Merger Indosat dan Tri Belum Jelas, Induk Usaha XL Justru Trengginas
- mashable
VIVA – Ketika publik Tanah Air masih menunggu realisasi rencana merger PT Indosat Ooredoo Tbk (ISAT) dengan Tri Indonesia, negara tetangga Malaysia justru sudah melakukannya. Kali ini, induk usaha XL, Axiata Group Berhad, dan Telenor Asia sepakat untuk menggabungkan anak perusahaan mereka, Celcom dan Digi, menjadi satu entitas.
Nantinya, entitas baru ini bernama Celcom Digi Berhad dan memiliki basis konsumen terbesar, yakni 19 juta orang di Malaysia. Celcom adalah anak usaha Axiata dan Digi milik Telenor Asia, yang dimiliki oleh konglomerat Norwegia Telenor, salah satu penyedia telekomunikasi terbesar dunia yang fokus bisnisnya di negara Skandinavia dan Asia.
Baca: Jika Merger, Valuasi Gojek dan Tokopedia Nempel SpaceX Elon Musk
Dengan aksi korporasi ini maka Axiata, bersama dengan institusi Malaysia lainnya, memiliki 51 persen saham atas entitas baru tersebut. Sementara Telenor Asia akan memiliki 33,1 persen saham.
Mengutip situs Mashable, Senin, 12 April 2021, Axiata, yang sekarang melayani beberapa pasar di Asia termasuk Indonesia lewat XL, sebelumnya merupakan operator telekomunikasi di bawah naungan Telekom Malaysia – penyedia layanan broadband dan produk jaringan telepon terbesar milik BUMN Negeri Jiran.
Melalui pernyataan resminya, Axiata mengatakan bahwa mereka akan menerima saham baru yang diterbitkan di Digi sebesar 33,1 persen dalam bentuk saham pascatransaksi sebagai bagian dari merger yang nilainya diperkirakan mencapai 2 miliar ringgit (sekitar Rp7 triliun).
Sebagian besar dari jumlah tersebut akan berasal dari Digi sebagai utang baru, sedangkan sisanya akan berasal dari Telenor Asia. "Kedua belah pihak akan bekerja untuk menyelesaikan perjanjian sehubungan dengan transaksi yang diusulkan pada kuartal II 2021," demikian keterangan resmi Axiata.
Penggabungan dari dua penyedia layanan telekomunikasi terbesar di Malaysia ini diklaim akan menghasilkan pemimpin pasar baru yang mungkin di masa mendatang. Selain itu, tujuan lainnya adalah untuk membentuk "perusahaan telekomunikasi Malaysia terkemuka" untuk mendukung Malaysia menerapkan jaringan 5G dan layanan lainnya.

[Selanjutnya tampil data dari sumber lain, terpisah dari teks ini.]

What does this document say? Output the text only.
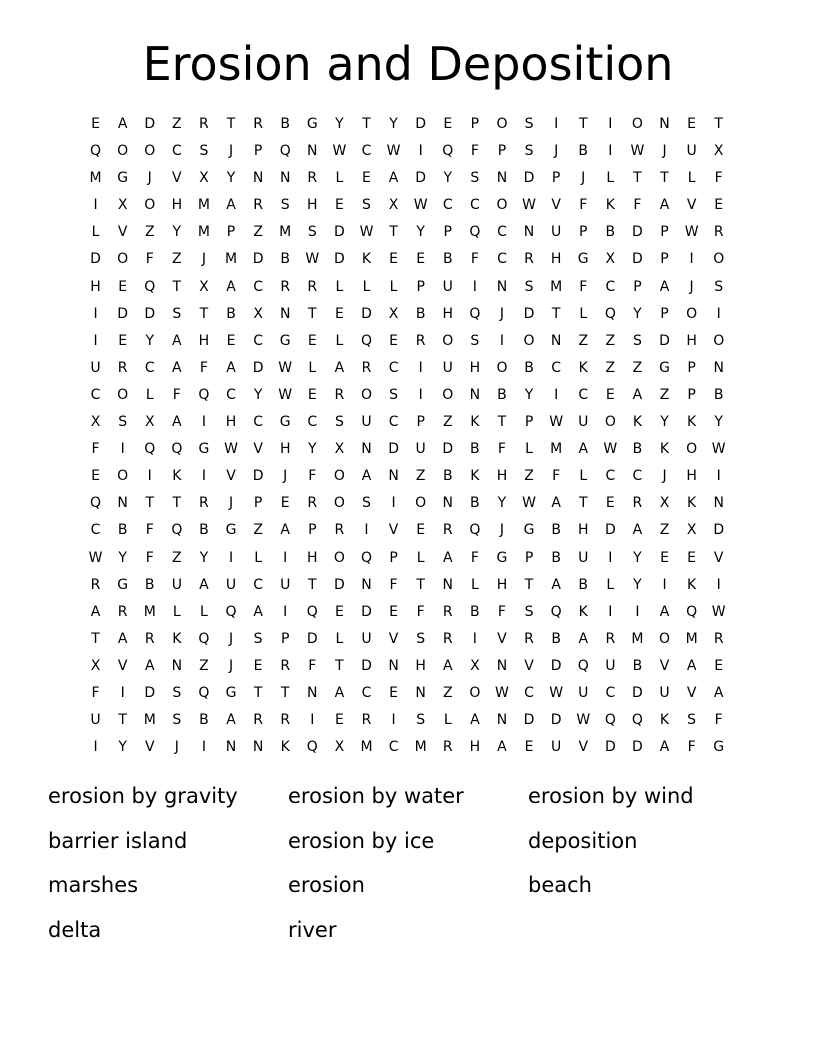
Erosion and Deposition
E	A	D	Z	R	T	R	B	G	Y	T	Y	D	E	P	O	S	I	T	I	O	N	E	T
Q	O	O	C	S	J	P	Q	N	W	C	W	I	Q	F	P	S	J	B	I	W	J	U	X
M	G	J	V	X	Y	N	N	R	L	E	A	D	Y	S	N	D	P	J	L	T	T	L	F
I	X	O	H	M	A	R	S	H	E	S	X	W	C	C	O	W	V	F	K	F	A	V	E
L	V	Z	Y	M	P	Z	M	S	D	W	T	Y	P	Q	C	N	U	P	B	D	P	W	R
D	O	F	Z	J	M	D	B	W	D	K	E	E	B	F	C	R	H	G	X	D	P	I	O
H	E	Q	T	X	A	C	R	R	L	L	L	P	U	I	N	S	M	F	C	P	A	J	S
I	D	D	S	T	B	X	N	T	E	D	X	B	H	Q	J	D	T	L	Q	Y	P	O	I
I	E	Y	A	H	E	C	G	E	L	Q	E	R	O	S	I	O	N	Z	Z	S	D	H	O
U	R	C	A	F	A	D	W	L	A	R	C	I	U	H	O	B	C	K	Z	Z	G	P	N
C	O	L	F	Q	C	Y	W	E	R	O	S	I	O	N	B	Y	I	C	E	A	Z	P	B
X	S	X	A	I	H	C	G	C	S	U	C	P	Z	K	T	P	W	U	O	K	Y	K	Y
F	I	Q	Q	G	W	V	H	Y	X	N	D	U	D	B	F	L	M	A	W	B	K	O	W
E	O	I	K	I	V	D	J	F	O	A	N	Z	B	K	H	Z	F	L	C	C	J	H	I
Q	N	T	T	R	J	P	E	R	O	S	I	O	N	B	Y	W	A	T	E	R	X	K	N
C	B	F	Q	B	G	Z	A	P	R	I	V	E	R	Q	J	G	B	H	D	A	Z	X	D
W	Y	F	Z	Y	I	L	I	H	O	Q	P	L	A	F	G	P	B	U	I	Y	E	E	V
R	G	B	U	A	U	C	U	T	D	N	F	T	N	L	H	T	A	B	L	Y	I	K	I
A	R	M	L	L	Q	A	I	Q	E	D	E	F	R	B	F	S	Q	K	I	I	A	Q	W
T	A	R	K	Q	J	S	P	D	L	U	V	S	R	I	V	R	B	A	R	M	O	M	R
X	V	A	N	Z	J	E	R	F	T	D	N	H	A	X	N	V	D	Q	U	B	V	A	E
F	I	D	S	Q	G	T	T	N	A	C	E	N	Z	O	W	C	W	U	C	D	U	V	A
U	T	M	S	B	A	R	R	I	E	R	I	S	L	A	N	D	D	W	Q	Q	K	S	F
I	Y	V	J	I	N	N	K	Q	X	M	C	M	R	H	A	E	U	V	D	D	A	F	G
erosion by gravity	erosion by water	erosion by wind
barrier island	erosion by ice	deposition
marshes	erosion	beach
delta	river
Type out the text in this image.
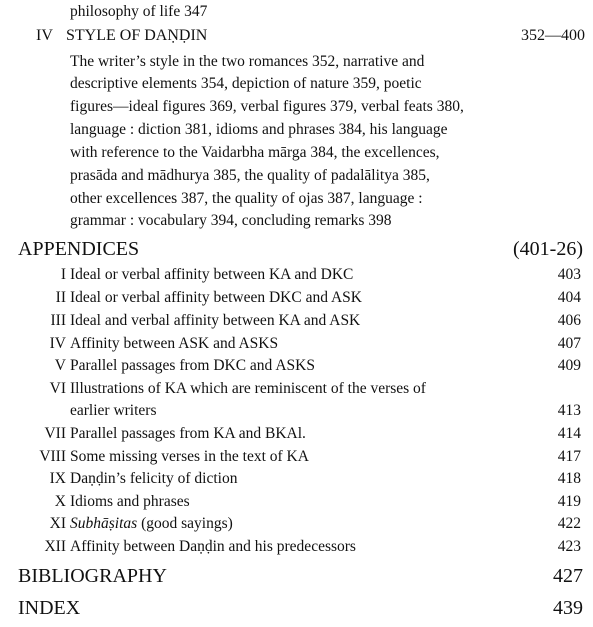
philosophy of life 347
IV STYLE OF DAṆḌIN	352—400
The writer’s style in the two romances 352, narrative and
descriptive elements 354, depiction of nature 359, poetic
figures—ideal figures 369, verbal figures 379, verbal feats 380,
language : diction 381, idioms and phrases 384, his language
with reference to the Vaidarbha mārga 384, the excellences,
prasāda and mādhurya 385, the quality of padalālitya 385,
other excellences 387, the quality of ojas 387, language :
grammar : vocabulary 394, concluding remarks 398
APPENDICES	(401-26)
I Ideal or verbal affinity between KA and DKC	403
II Ideal or verbal affinity between DKC and ASK	404
III Ideal and verbal affinity between KA and ASK	406
IV Affinity between ASK and ASKS	407
V Parallel passages from DKC and ASKS	409
VI Illustrations of KA which are reminiscent of the verses of
earlier writers	413
VII Parallel passages from KA and BKAl.	414
VIII Some missing verses in the text of KA	417
IX Daṇḍin’s felicity of diction	418
X Idioms and phrases	419
XI Subhāṣitas (good sayings)	422
XII Affinity between Daṇḍin and his predecessors	423
BIBLIOGRAPHY	427
INDEX	439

"Konektivitas merupakan pendorong digitalisasi. Industri telekomunikasi akan memainkan peran integral dalam mendukung keputusan pemerintah dalam mempercepat layanan 5G dan broadband berkualitas tinggi yang merata," ungkap Axiata.
Sebagaimana diketahui, tingginya perhatian investor saham ritel terhadap emiten ISAT saat ini tidak lepas dari rencana konsolidasi dengan Tri Indonesia. Untuk itu, perlu kejelasan dan kepastian waktu dari dua perusahaan telekomunikasi itu.
Analis Senior CSA Research Institute Reza Priyambada mengatakan belum jelasnya konsolidasi yang dilakukan ISAT dan Tri Indonesia justru membuat sahamnya menjadi sangat rentan dan mudah untuk terombang-ambing.
Terlebih, kata dia, di zaman serba media sosial saat ini informasi sangat mudah diakses, baik itu informasi benar maupun informasi menyesatkan. Dan parahnya, pelaku pasar kadang suka percaya isu beredar sebelum di cek dan ricek.
Ia pun berharap ada kejelasan dan kepastian dari konsolidasi ISAT-Tri saat ini. Termasuk, menjelaskan secara rinci apakah bentuk penggabungan yang dilakukannya. "Pasar hanya butuh kejelasan dan kepastian. Kalau jadi time line-nya kapan? dan kalau tidak jadi, butuh pula penjelasan upaya apa yang akan dilakukan ISAT untuk menjaga kualitas layanannya," tegas Reza di Jakarta, akhir Maret lalu.